Wed. Dec 1st, 2021


Factory gate prices in China rose at their fastest pace in 26 years in October, as crippling power shortages and record commodity prices hit the world’s second largest economy.

China’s official producer price index rose 13.5 percent compared to October 2020, according to figures released by the National Bureau of Statistics on Wednesday, its largest monthly jump since 1995.

The rise exceeded the 12.4 percent rise predicted by analysts polled by Reuters, and exceeded September’s 10.7 percent read, which was also the highest since 1995.

Factory gate prices refer to the cost at which wholesalers buy materials from producers, not taking into account transport and distribution fees.

The acceleration in producer prices together with weakening of manufacturing activity has raised fears of stagflation, hampering the country’s economic prospects as slowing growth poses a challenge to President Xi Jinping’s sweeping reforms of China’s business landscape.

Rising commodity prices also exacerbated the country’s energy problems. China veg rising coal prices after floods in critical mining regions and the government’s clean energy targets reduced output, while widespread power rationing led to a second monthly contraction in manufacturing activity in October.

Dong Lijuan, a senior statistician at China’s NBS, said the PPI rise in October was due to the “tight supply of essential household energy and raw materials”.

Dong noted that rising oil prices, which last month over $ 85 a barrel in the US, and coal, which reached Rmb2 301 ($ 360) per tonne in China, contributed to the increase.

Production material prices rose by 17.9 per cent in October compared to the same period last year, Dong added, while prices in the coal mining and washing industries rose by 103.7 per cent.

But analysts at Citi predict that PPI inflation is near a peak and will not remain rising.

And recent measures to curb rising costs, including coal miners promise to lower prices as well as the dwindling energy crisis will help dampen inflationary pressures, analysts said.

“Stagflation concerns should ease forward,” Citi analysts wrote in a note.

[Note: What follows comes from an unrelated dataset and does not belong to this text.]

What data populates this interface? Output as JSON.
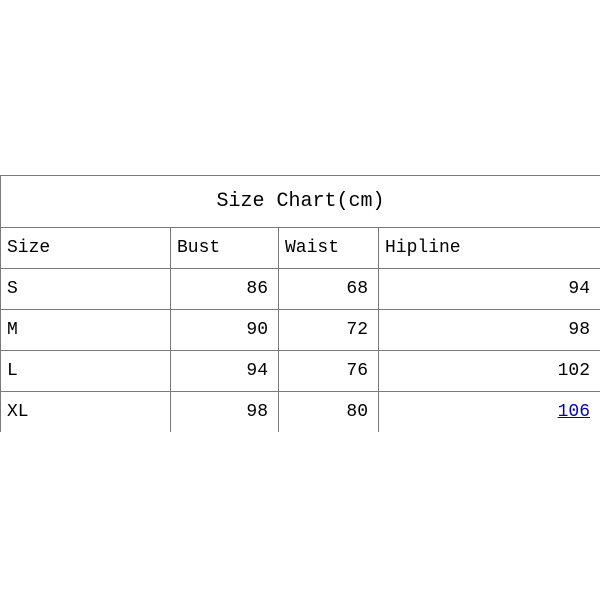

Yet some expect central bankers in Beijing to be forced to offer more support to the economic momentum slows.

“We expect the [People’s Bank of China] to have more leeway for the rest of the year to buffer the economic slowdown, ”said Jing Liu, a Chinese economist at HSBC.

Consumer price inflation also rose faster than economists predicted in October, reaching a 13-month high.

China’s CPI was 1.5 percent higher year-on-year, and 0.7 percent compared to September. The cost of fresh vegetables rose by 16.6 per cent, furthering concerns that rising production costs had introduced essential goods.

But Zhaopeng Xing, a China strategist at ANZ, said households’ slowing disposable income as well as mobility restrictions set to renew outbreaks of Covid-19 consumer increases will limit.